In your initial discussion with this company, we’d advise that you discuss and assess the projects separately, so that you can be sure that each individual project meets the criteria for R&D tax relief eligibility. However, once you’ve done that, the WhisperClaims app is designed in a top-down way, meaning that the costs and projects are entered holistically and not as separate projects.
4) How does the fact that the company has a patent or registered design affect the eligibility to R&D claim?
Having a patent or registered design does not directly affect a company’s eligibility to claim R&D tax relief, although having or applying for patents does suggest that the company is undertaking innovative work. One thing to note is that the costs related to applying for a patent cannot be included in an R&D tax relief claim.
5) I have few companies pursuing innovation in education sector, is there a scope to claim R&D in there?
The quick answer to this one is in general, no, you won’t find much eligibility in the education sector. Education and a lot of the research that goes around it would fall under the heading of social science, which is ineligible for R&D tax relief.
6) What content do you recommend including in the additional detail of the WhisperClaims report to tailor the reports for each client?
The additional detail section is designed so that you can describe your clients projects in more detail, so we recommend focussing on the technical aspects – make sure that you include information on the baseline, technical advances and uncertainties for each project, and avoid including too much commercial detail.
7) The self-assessment deadline was extended slightly. Have you heard any chatter about something similar for R&D two-year cut offs?
No, we’ve heard nothing at all about potential extensions.
8) How does HMRC check R&D claims and what triggers the check from HMRC and what are the time frame please? What happens if HMRC rejects claim after additional check and what are the implications for the accountant? Finally, other than reducing the R&D claim, what kind of penalties do they typically issue?

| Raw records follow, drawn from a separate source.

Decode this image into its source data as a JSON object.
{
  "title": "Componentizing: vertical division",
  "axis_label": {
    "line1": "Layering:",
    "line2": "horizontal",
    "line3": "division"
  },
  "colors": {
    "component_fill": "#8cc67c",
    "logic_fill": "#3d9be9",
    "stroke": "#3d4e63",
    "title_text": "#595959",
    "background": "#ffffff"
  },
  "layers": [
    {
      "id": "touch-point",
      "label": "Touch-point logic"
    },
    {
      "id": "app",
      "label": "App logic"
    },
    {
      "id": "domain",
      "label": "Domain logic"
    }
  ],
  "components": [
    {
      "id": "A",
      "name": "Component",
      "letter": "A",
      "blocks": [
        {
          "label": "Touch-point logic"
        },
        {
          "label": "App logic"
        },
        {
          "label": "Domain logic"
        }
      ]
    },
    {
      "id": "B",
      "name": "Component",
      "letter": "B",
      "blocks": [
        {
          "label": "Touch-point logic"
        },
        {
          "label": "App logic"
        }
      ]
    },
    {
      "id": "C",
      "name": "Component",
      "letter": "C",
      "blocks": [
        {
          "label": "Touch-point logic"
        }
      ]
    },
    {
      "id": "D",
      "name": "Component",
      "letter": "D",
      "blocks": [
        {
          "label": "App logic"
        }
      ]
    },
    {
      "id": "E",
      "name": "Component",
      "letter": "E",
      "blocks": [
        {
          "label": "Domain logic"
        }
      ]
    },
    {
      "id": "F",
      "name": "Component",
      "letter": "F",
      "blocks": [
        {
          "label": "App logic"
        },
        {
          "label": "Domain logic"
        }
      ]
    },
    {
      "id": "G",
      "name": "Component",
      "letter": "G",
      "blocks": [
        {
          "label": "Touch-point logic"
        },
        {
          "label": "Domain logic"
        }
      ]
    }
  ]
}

This is a big set of questions that needs some explanation – we’ll cover this individually in a later blog!
9) Could an inter-company loan every be seen as a subsidy of R&D?
Looking through CIRD80000, no mention of loans is made at all in the context of subsidised expenditure. This has been taken to mean that, with the exception of the government-backed coronavirus loans, taking a loan to fund R&D will not affect a company’s ability to claim R&D tax relief as it is not considered a subsidy.
In this specific case, this should stand as long as the loan is paid back. Where it is not, it could be seen as a tax avoidance mechanism by HMRC, as described in CIRD91700.